Today, Sen. John Torgerson, a Kasilof Republican, said the GOP majority in the Senate didn't like a bill passed by the House that would have raised the University of Alaska budget by $34 million over the next two years. The measure, he said, would not get a hearing before the Senate Finance Committee, which he co-chairs.
That means the measure, which won bipartisan support in the House, won't be heard on the Senate side. The Finance Committee was its only planned stop.
``We're just not interested in forward-funding the university at this point,'' Torgerson said. He also said there wasn't any point to bringing up House Bill 441 because there isn't enough support for it to pass.
The bill, introduced by the House Finance Committee and championed by Rep. Eldon Mulder, an Anchorage Republican, proposed to draw $206 million from the Constitutional Budget Reserve, a state savings account.
Mulder said it would be ``unfortunate'' if the Senate doesn't even give the bill a hearing. He said a strong university is a key to the state's future.

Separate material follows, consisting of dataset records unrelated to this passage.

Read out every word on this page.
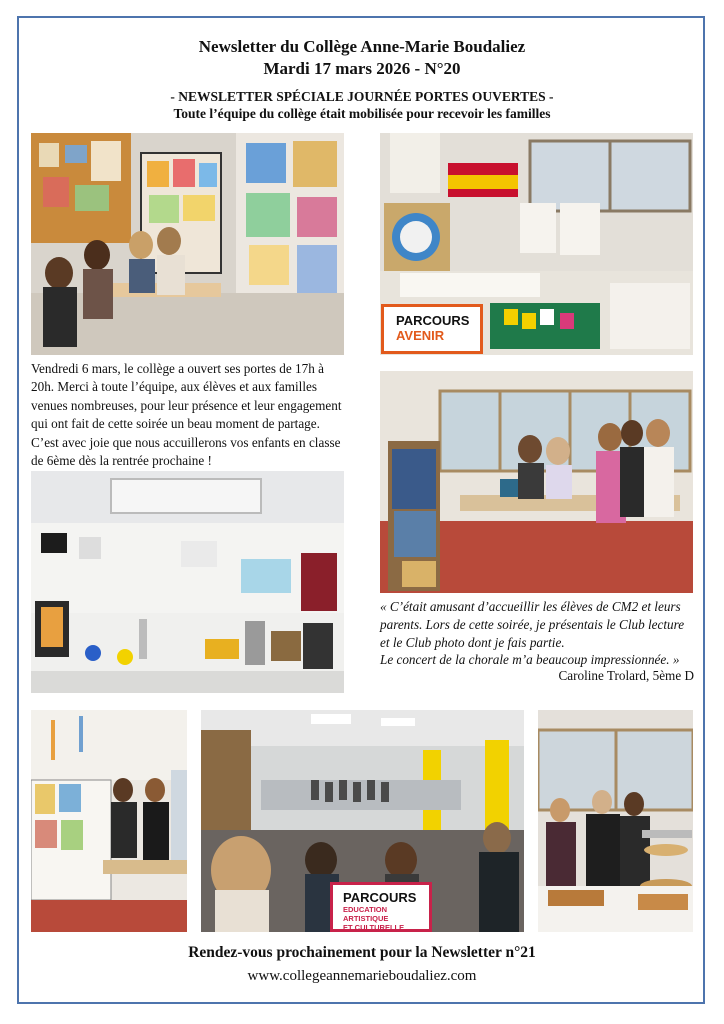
Newsletter du Collège Anne-Marie Boudaliez
Mardi 17 mars 2026 - N°20
- NEWSLETTER SPÉCIALE JOURNÉE PORTES OUVERTES -
Toute l’équipe du collège était mobilisée pour recevoir les familles
PARCOURS
AVENIR

Vendredi 6 mars, le collège a ouvert ses portes de 17h à 20h. Merci à toute l’équipe, aux élèves et aux familles venues nombreuses, pour leur présence et leur engagement qui ont fait de cette soirée un beau moment de partage.

C’est avec joie que nous accuillerons vos enfants en classe de 6ème dès la rentrée prochaine !

« C’était amusant d’accueillir les élèves de CM2 et leurs parents. Lors de cette soirée, je présentais le Club lecture et le Club photo dont je fais partie.

Le concert de la chorale m’a beaucoup impressionnée. »

Caroline Trolard, 5ème D
PARCOURS
EDUCATION ARTISTIQUE
ET CULTURELLE
Rendez-vous prochainement pour la Newsletter n°21
www.collegeannemarieboudaliez.com
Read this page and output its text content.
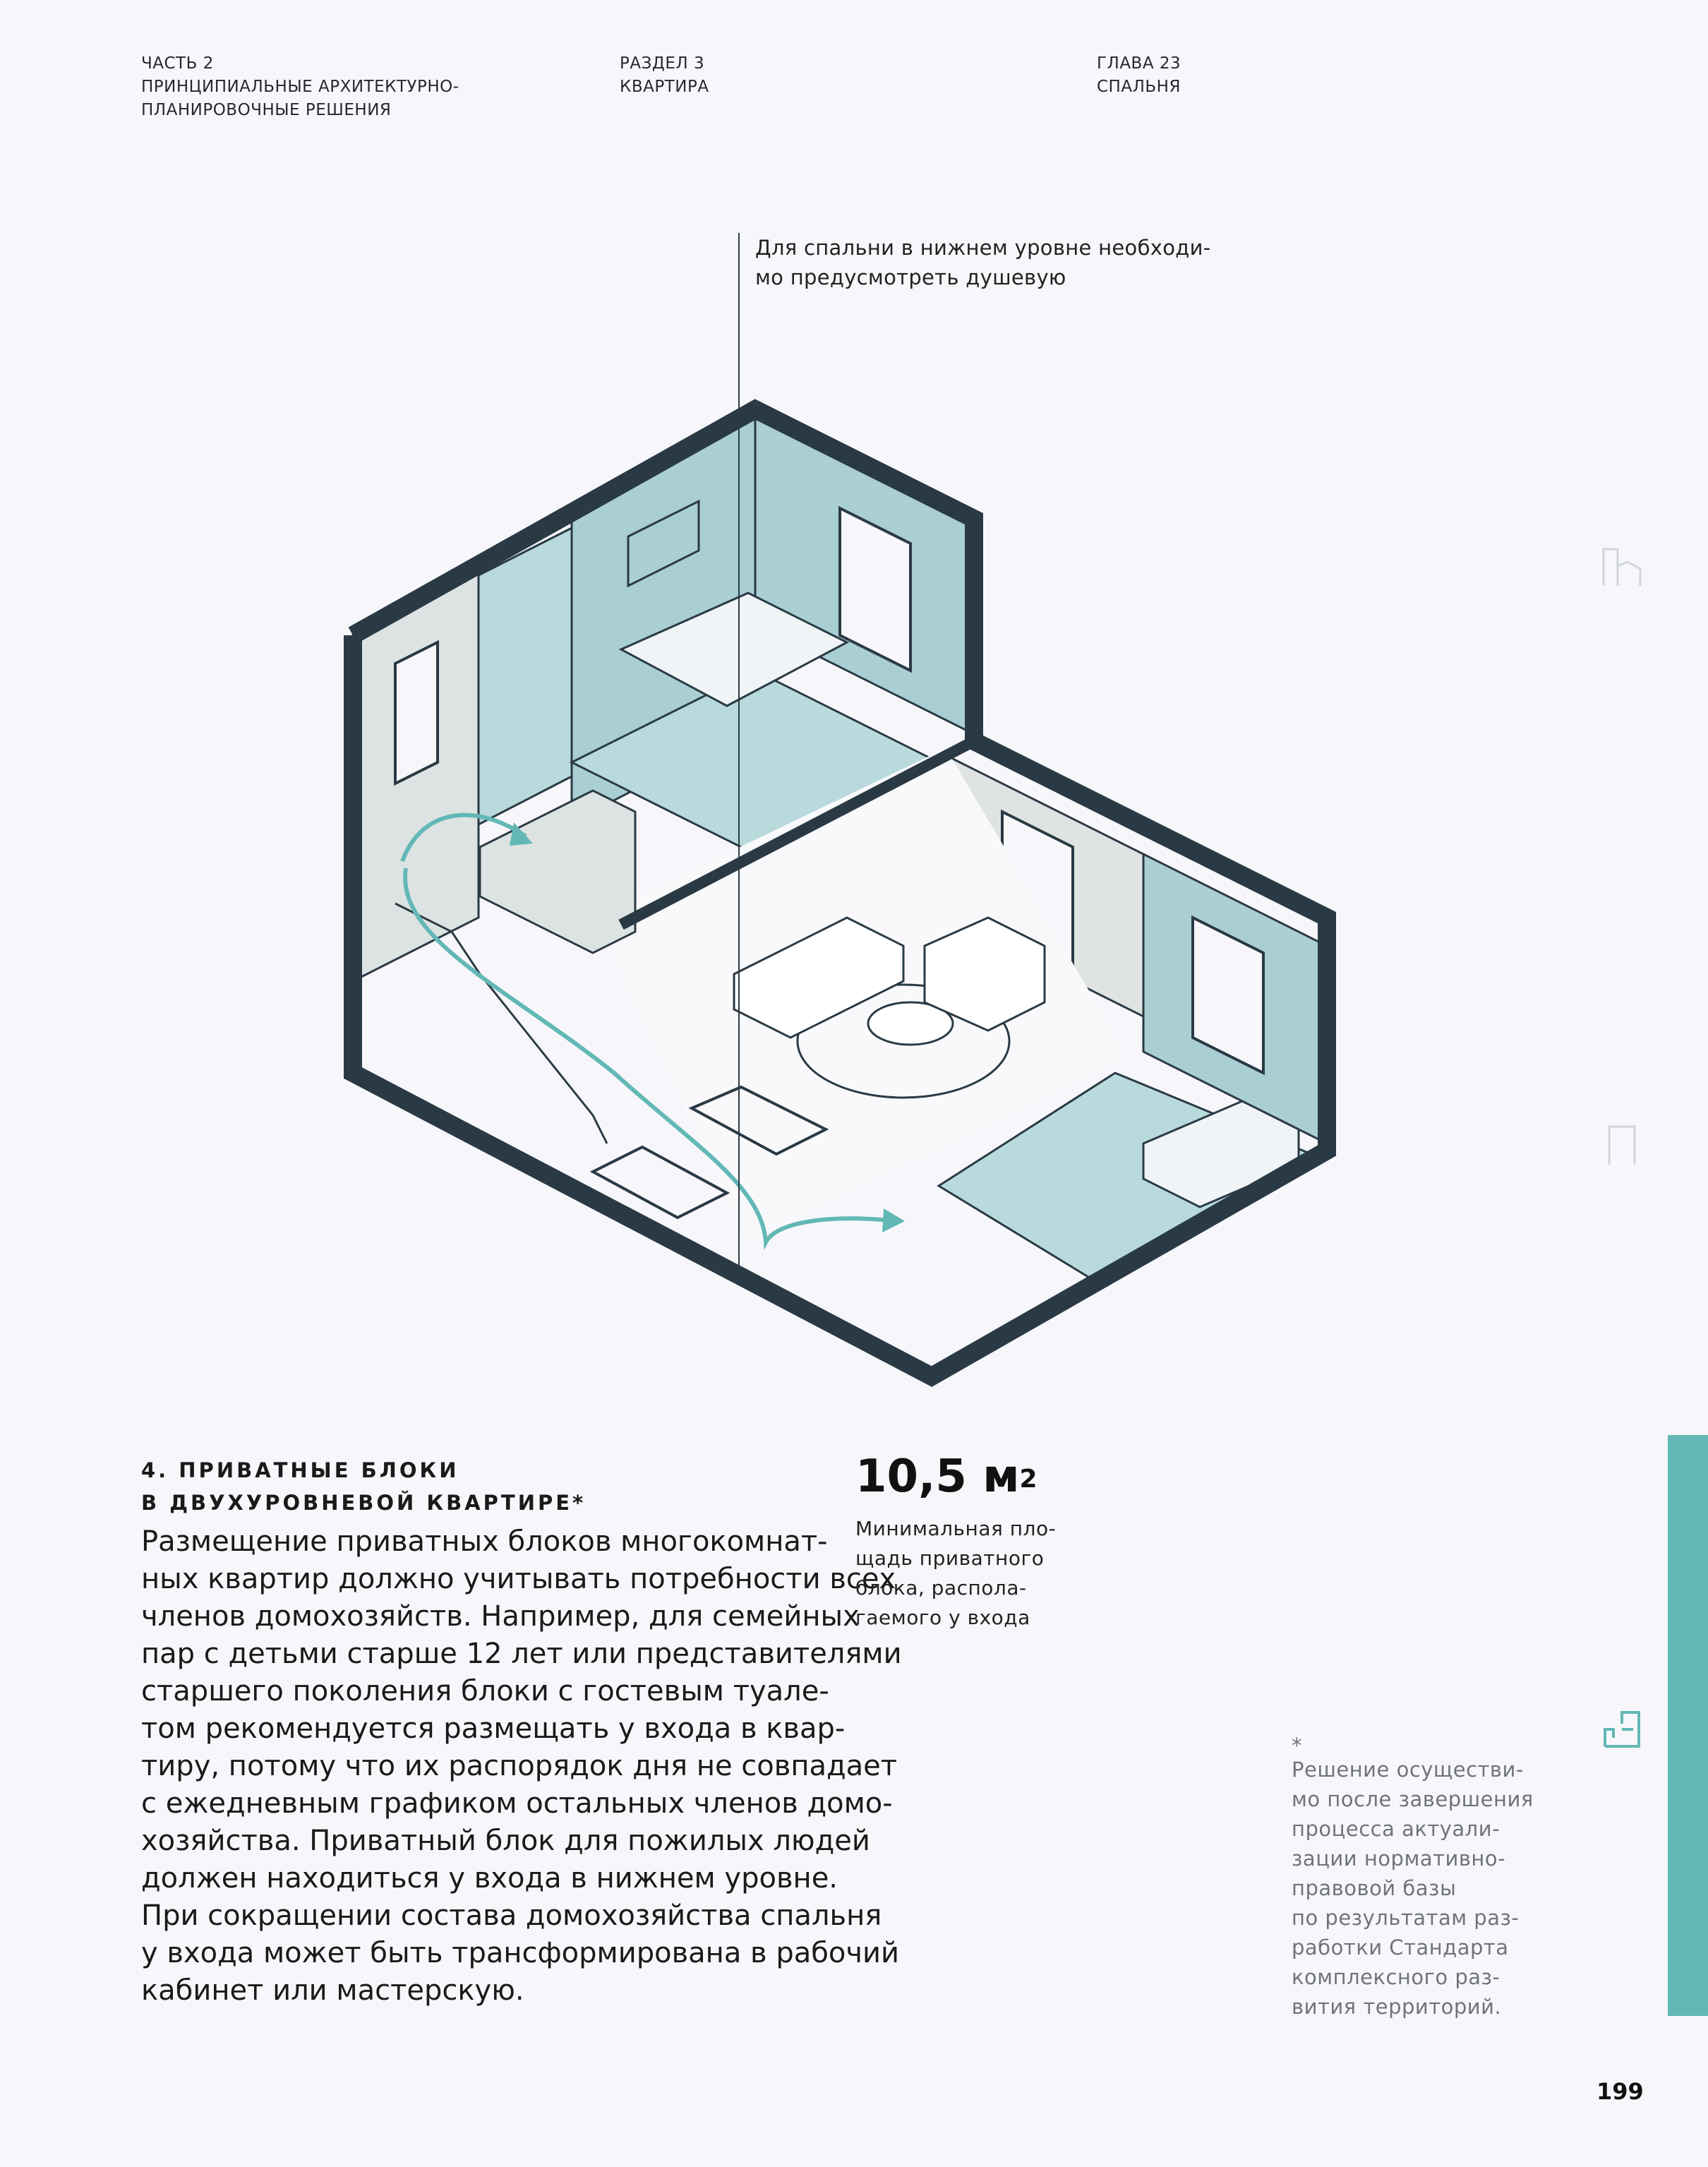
ЧАСТЬ 2
ПРИНЦИПИАЛЬНЫЕ АРХИТЕКТУРНО-
ПЛАНИРОВОЧНЫЕ РЕШЕНИЯ
РАЗДЕЛ 3
КВАРТИРА
ГЛАВА 23
СПАЛЬНЯ
Для спальни в нижнем уровне необходи-
мо предусмотреть душевую
4. ПРИВАТНЫЕ БЛОКИ
В ДВУХУРОВНЕВОЙ КВАРТИРЕ*
Размещение приватных блоков многокомнат-
ных квартир должно учитывать потребности всех
членов домохозяйств. Например, для семейных
пар с детьми старше 12 лет или представителями
старшего поколения блоки с гостевым туале-
том рекомендуется размещать у входа в квар-
тиру, потому что их распорядок дня не совпадает
с ежедневным графиком остальных членов домо-
хозяйства. Приватный блок для пожилых людей
должен находиться у входа в нижнем уровне.
При сокращении состава домохозяйства спальня
у входа может быть трансформирована в рабочий
кабинет или мастерскую.
10,5 $м^2$
Минимальная пло-
щадь приватного
блока, распола-
гаемого у входа
*
Решение осуществи-
мо после завершения
процесса актуали-
зации нормативно-
правовой базы
по результатам раз-
работки Стандарта
комплексного раз-
вития территорий.
199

The bill pays the University of Alaska's general fund base for the 2001 fiscal year -- about $172 million -- plus puts $34 million more toward the university to be spent in the next two years.
To allow for the draw from the budget reserve, the bill needed and got a three-quarters vote in the House, with minority Democrats joining the GOP majority in supporting the measure.
The university may still see more money in the 2001 fiscal year. The operating budget currently in a conference committee allows for a maximum of $8.5 million more than the current fiscal year for university operations. A bill still alive would also aim a few million dollars toward the university's vocational programs.